Eu, diferente de muitos, já me arrependi incontáveis vezes do que fiz e do que deixei de fazer. Posso citar alguns exemplos. Arrependo-me, até hoje de não ter seguido o magistério, concomitantemente com a magistratura, anotando, todavia, que não foi por falta de oportunidade que deixei de viver essa fantástica experiência, mas por falta de segurança e também por eu me julgar incompetente e imaturo.
Arrependo-me, ademais, de ter me dedicado exclusiva e diuturnamente ao trabalho, razão pela qual deixei de fazer outros cursos para complementar a minha formação humanista. É que, ingressando na magistratura, perdi o horizonte, pois só o fato de ser juiz já me bastava, e estudar nos melhores manuais me parecia o suficiente. Nessa faina, fixei residência nas minhas comarcas e me dediquei de corpo e alma, tempo integral, ao honroso mister, estreitando o meu campo de visão.

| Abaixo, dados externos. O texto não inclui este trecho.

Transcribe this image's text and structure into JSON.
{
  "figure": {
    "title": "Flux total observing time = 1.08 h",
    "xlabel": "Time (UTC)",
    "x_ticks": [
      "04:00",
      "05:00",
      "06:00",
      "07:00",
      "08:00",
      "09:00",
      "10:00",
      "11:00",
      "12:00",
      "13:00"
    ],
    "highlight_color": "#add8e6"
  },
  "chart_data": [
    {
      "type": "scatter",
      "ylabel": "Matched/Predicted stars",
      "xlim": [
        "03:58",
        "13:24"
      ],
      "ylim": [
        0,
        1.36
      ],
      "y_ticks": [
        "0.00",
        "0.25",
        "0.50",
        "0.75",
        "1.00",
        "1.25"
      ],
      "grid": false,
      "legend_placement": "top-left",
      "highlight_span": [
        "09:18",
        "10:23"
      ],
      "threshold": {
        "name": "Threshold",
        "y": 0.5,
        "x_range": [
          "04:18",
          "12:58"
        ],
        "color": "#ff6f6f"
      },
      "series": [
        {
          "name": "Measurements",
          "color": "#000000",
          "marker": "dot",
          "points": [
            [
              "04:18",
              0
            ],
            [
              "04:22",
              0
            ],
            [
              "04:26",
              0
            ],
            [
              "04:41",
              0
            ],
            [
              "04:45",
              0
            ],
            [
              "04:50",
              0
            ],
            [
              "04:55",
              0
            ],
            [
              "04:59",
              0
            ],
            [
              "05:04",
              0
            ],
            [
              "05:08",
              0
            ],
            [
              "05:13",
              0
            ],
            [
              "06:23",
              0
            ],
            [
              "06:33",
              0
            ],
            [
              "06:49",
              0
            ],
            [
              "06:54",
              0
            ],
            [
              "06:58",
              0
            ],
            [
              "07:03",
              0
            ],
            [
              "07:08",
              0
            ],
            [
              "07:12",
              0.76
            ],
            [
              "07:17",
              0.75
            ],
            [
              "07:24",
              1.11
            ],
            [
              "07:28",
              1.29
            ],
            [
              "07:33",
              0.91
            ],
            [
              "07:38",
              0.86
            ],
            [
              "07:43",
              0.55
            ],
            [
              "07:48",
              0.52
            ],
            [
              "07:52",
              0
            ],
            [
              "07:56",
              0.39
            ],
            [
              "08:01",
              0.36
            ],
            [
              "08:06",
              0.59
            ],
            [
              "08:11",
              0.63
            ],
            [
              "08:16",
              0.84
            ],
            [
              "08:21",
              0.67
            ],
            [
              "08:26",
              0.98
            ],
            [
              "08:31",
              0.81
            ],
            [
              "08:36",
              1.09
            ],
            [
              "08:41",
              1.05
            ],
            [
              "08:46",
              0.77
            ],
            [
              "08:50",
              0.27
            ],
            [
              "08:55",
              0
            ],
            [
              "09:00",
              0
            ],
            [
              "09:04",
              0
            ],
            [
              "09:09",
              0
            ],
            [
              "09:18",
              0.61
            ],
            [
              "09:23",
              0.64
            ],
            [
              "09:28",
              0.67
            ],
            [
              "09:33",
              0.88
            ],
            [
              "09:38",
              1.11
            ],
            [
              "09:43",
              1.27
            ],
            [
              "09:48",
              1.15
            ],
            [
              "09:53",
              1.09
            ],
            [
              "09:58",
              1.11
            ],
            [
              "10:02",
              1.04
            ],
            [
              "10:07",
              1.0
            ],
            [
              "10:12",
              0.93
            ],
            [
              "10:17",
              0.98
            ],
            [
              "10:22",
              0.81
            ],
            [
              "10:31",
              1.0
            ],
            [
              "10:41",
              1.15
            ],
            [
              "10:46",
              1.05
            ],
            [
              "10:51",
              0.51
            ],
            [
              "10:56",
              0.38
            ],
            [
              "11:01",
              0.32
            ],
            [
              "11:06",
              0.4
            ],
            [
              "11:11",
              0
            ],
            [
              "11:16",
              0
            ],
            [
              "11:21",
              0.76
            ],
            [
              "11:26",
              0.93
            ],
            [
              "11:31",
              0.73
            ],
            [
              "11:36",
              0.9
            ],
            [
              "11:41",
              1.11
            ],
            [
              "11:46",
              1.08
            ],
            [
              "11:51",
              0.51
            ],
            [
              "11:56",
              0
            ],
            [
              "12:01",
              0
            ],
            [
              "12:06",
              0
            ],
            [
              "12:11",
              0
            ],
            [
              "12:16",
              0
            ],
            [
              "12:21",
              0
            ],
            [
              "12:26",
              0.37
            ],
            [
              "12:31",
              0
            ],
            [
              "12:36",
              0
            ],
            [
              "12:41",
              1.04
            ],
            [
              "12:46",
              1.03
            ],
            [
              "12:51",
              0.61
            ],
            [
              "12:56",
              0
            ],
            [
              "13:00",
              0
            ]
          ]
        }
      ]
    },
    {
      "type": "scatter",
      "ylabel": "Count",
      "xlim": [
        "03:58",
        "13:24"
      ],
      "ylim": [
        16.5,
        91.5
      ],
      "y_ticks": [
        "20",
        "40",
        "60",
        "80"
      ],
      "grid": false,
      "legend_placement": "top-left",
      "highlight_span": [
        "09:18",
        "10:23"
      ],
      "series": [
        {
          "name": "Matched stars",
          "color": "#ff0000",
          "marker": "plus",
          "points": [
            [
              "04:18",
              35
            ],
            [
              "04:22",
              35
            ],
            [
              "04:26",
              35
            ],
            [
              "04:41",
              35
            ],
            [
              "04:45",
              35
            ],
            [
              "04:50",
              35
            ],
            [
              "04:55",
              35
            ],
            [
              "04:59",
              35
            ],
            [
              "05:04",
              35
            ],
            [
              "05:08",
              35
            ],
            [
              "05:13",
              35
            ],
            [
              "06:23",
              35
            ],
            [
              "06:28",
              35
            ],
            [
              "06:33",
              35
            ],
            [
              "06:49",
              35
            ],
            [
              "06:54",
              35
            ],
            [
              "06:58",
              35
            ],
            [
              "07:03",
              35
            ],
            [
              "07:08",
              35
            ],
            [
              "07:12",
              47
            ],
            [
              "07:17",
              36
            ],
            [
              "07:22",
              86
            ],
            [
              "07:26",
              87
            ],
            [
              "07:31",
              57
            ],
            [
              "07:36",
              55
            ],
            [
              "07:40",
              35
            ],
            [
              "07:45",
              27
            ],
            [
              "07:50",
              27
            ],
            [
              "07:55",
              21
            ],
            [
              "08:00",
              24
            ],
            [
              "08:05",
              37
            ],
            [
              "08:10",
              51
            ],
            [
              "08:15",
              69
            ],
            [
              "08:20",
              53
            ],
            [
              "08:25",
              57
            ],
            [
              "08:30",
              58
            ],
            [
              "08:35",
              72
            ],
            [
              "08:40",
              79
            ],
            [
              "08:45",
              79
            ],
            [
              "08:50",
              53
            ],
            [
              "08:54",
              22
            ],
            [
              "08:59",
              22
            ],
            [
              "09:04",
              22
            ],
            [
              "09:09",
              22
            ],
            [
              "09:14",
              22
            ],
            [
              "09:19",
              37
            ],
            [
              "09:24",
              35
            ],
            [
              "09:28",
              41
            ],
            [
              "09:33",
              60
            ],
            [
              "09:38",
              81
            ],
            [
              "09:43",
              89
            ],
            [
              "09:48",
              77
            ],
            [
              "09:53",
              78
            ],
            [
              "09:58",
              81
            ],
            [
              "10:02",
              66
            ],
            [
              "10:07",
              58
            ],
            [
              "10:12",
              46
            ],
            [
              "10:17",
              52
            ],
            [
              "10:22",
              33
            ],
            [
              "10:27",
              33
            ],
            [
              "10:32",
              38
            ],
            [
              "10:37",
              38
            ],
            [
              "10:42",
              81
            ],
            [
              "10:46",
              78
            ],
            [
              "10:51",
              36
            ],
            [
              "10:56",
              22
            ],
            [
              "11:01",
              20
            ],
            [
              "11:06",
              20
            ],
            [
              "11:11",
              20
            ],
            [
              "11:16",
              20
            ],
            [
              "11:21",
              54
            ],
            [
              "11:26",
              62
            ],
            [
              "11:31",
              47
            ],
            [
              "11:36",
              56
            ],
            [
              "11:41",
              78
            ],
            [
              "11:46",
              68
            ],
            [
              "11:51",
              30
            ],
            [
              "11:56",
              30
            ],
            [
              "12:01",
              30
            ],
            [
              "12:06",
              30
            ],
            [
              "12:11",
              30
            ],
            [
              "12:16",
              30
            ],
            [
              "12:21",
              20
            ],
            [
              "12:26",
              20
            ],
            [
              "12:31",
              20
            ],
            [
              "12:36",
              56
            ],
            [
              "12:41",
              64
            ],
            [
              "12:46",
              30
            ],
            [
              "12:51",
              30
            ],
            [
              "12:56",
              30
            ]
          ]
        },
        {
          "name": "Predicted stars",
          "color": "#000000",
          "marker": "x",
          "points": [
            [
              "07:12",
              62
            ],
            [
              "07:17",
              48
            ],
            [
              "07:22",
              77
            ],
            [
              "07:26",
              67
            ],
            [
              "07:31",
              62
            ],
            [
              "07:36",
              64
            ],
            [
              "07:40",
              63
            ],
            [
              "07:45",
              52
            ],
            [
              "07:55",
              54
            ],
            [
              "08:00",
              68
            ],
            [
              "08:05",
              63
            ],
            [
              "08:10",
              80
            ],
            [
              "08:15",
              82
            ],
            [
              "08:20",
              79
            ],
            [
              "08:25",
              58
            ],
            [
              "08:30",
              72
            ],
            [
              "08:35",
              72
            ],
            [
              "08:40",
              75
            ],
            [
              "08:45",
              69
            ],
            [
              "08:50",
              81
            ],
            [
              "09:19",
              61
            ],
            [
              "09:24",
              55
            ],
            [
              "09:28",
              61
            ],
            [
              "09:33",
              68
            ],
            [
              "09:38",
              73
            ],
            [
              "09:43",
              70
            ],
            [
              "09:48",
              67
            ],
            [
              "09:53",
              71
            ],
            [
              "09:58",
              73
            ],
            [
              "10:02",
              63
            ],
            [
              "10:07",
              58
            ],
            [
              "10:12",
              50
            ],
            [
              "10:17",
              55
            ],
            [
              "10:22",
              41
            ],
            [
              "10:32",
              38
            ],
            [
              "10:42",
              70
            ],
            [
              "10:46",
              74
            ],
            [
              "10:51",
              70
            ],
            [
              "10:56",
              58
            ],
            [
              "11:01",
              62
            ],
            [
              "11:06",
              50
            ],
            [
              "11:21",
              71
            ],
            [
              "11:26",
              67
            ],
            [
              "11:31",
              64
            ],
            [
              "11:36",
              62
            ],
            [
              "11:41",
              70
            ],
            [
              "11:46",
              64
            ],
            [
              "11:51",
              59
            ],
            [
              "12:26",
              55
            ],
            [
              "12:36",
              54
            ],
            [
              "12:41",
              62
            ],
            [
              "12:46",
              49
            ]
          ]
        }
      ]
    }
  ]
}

Nos dias presentes, passados tantos anos, e com a minha carreira consolidada, nada mais me importa se não procurar fazer tão bem feito quanto possível o que me propus a fazer, na certeza de que, por não ser infalível, continuarei a errar, embora lutando sempre para minimizar os meus erros.
O tempo passou e ficou para mim apenas o arrependimento pelo que não fui capaz de realizar e pelo que fiz equivocamente, a reafirmar que eu, diferente de muitos, me arrependo de muitas coisas que fiz e muito mais ainda do que deixei de fazer por falta de experiência, covardia, insegurança, conveniência, preguiça ou acomodação.